Henry VIII’s Wine Fountain Recreated

How’d you like to drink out of Henry VIII’s wine fountain? If the answer is yes, you are in luck. In 2010, Henry’s Hampton Court Palace wine fountain was recreated. Most of the time it has water, but on select days it serves red and white wine for £3.50 per glass.

According to the press release, the project to recreate the fountain was inspired by the discovery of the remains of a sixteenth-century conduit (or fountain) during a major archaeological dig at the palace in 2008. The new fountain, which is over 12 feet tall, is constructed from authentic materials including timber, lead, bronze and gold-leaf.

The design of the fountain is inspired by a number of historic sources including the Field of the Cloth of Gold painting and The Triumph of Bacchus tapestry (which shows winemaking and drinking around a large wine fountain)—both of which are displayed at the palace. The Field of the Cloth of Gold painting, created in the 1540s for Henry VIII, depicts a meeting with the French King, Francis I, at Guînes in 1520. Both kings tried to out-do one another with cultural displays and entertainments and, as shown in the painting, Henry VIII built an elaborate ‘pop-up’ palace with two large wine fountains.

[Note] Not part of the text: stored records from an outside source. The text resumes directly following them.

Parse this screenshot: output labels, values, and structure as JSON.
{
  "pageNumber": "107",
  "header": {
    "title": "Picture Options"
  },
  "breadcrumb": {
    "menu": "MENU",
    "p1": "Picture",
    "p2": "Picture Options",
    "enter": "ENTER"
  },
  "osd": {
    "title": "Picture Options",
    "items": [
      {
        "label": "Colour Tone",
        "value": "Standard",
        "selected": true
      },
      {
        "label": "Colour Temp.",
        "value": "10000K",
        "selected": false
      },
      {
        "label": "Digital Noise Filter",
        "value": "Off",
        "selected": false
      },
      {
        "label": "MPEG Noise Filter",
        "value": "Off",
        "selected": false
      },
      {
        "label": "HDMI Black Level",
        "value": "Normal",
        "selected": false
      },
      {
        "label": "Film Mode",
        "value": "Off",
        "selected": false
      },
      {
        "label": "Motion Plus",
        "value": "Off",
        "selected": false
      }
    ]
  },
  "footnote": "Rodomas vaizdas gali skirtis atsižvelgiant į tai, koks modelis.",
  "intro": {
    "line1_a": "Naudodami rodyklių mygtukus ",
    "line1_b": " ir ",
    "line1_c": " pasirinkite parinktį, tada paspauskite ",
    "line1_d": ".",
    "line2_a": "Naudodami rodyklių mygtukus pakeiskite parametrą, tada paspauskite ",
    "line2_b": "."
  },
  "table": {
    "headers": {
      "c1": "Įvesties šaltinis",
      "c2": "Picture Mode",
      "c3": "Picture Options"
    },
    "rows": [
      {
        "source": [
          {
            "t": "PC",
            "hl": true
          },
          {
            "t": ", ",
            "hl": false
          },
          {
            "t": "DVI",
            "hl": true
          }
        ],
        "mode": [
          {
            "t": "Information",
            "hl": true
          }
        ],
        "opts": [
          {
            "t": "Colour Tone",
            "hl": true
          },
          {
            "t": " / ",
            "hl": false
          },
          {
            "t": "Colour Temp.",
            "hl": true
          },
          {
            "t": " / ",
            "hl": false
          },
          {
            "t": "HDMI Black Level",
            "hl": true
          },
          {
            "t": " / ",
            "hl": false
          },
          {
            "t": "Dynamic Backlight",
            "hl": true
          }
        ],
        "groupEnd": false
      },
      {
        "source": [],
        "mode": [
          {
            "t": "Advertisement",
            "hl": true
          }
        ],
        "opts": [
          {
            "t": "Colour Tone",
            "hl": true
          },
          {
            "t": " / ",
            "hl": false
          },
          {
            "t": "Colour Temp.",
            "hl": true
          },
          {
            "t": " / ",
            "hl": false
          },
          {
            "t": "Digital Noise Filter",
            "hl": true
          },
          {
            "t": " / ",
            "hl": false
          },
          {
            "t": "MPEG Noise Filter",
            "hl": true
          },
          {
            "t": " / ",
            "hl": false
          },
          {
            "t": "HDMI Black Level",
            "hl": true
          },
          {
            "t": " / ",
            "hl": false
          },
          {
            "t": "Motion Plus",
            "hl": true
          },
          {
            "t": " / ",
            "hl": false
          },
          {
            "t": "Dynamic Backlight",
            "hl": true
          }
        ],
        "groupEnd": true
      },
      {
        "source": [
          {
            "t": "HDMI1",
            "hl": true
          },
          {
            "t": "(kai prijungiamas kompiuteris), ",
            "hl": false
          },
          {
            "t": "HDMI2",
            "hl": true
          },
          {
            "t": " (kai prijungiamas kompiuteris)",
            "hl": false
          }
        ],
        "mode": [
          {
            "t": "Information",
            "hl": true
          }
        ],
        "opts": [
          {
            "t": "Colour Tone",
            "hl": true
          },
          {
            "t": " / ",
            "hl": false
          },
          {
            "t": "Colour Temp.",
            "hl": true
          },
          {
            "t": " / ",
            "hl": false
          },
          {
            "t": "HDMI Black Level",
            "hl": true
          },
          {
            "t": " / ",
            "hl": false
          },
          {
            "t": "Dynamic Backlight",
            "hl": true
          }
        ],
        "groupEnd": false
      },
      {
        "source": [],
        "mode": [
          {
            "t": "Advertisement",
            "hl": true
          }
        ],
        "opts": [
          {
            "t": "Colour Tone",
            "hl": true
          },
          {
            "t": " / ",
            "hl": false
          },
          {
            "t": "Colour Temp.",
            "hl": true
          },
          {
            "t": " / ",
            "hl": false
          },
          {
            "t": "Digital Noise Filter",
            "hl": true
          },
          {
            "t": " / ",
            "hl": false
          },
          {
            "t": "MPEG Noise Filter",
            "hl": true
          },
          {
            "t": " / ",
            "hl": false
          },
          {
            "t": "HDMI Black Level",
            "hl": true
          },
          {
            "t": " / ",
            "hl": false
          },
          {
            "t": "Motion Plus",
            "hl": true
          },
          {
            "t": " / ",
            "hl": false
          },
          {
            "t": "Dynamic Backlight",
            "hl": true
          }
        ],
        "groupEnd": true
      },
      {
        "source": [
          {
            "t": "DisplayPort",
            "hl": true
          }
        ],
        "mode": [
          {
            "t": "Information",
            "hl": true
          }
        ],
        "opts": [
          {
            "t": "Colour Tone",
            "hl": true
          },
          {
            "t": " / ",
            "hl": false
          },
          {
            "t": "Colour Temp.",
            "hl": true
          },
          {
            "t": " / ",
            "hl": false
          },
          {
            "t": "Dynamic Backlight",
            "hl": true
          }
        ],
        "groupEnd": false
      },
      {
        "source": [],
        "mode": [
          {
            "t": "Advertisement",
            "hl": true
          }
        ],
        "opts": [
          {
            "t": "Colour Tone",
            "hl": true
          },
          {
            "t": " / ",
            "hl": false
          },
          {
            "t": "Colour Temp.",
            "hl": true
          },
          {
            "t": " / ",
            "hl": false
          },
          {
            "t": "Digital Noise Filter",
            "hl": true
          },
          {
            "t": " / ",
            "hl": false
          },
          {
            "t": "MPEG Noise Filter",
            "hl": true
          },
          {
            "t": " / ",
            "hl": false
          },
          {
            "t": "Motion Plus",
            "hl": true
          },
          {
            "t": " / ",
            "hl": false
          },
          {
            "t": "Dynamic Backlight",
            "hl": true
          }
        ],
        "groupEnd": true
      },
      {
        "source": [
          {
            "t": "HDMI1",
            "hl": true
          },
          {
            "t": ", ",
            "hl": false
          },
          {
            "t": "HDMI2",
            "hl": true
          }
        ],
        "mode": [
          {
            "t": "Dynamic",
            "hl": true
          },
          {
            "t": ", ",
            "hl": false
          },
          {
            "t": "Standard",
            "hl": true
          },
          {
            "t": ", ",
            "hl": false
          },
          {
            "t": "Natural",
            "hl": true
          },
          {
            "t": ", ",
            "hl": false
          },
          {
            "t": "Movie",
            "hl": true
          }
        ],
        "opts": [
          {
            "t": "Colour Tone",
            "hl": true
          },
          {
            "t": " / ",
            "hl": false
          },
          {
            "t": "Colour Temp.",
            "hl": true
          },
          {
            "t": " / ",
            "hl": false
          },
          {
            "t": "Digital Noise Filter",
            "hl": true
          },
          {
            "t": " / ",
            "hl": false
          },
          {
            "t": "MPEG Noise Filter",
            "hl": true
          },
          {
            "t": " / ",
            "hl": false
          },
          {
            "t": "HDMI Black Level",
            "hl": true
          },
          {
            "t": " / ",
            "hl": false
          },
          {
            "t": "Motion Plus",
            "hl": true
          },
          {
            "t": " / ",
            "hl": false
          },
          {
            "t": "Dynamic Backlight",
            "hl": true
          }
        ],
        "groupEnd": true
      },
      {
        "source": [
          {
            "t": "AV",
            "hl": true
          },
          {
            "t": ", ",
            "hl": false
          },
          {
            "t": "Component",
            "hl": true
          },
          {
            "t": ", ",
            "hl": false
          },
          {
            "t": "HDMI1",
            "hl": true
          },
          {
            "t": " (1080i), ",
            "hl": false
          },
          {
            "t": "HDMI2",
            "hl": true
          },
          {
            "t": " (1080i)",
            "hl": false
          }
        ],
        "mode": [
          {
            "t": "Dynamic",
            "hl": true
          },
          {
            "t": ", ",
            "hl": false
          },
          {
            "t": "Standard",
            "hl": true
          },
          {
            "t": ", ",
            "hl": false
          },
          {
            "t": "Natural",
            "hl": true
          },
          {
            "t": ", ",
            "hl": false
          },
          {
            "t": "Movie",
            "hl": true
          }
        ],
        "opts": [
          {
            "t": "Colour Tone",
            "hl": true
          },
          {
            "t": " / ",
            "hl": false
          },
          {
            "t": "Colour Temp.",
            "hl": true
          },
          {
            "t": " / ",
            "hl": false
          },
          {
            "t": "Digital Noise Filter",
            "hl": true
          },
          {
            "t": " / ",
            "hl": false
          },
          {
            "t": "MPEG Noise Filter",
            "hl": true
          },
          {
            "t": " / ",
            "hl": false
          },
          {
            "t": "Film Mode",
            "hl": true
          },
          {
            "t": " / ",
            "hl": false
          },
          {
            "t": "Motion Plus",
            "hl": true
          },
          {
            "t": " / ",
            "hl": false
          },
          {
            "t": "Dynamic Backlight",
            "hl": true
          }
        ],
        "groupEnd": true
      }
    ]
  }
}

Accounts from the period indicate it was common for wine to be run through public fountains as part of lavish festivals and celebrations, such as when the king or queen were formally welcomed into the City of London. When Anne Boleyn processed through London for her coronation in 1533, many of the public fountains were converted to wine fountains.

Dr. Kent Rawlinson, Curator of Historic Buildings at Hampton Court Palace commented: “Hampton Court was a ‘pleasure palace’ for Henry VIII, where guests were entertained with spectacular revels and festivities, and wine and beer were drunk in enormous quantities, as evidenced by the great cellars that still survive here. Now with the restoration of Base Court, and the introduction of our magnificent wine fountain, palace visitors can join a centuries-old tradition and raise a glass to King Henry at his famous royal residence.”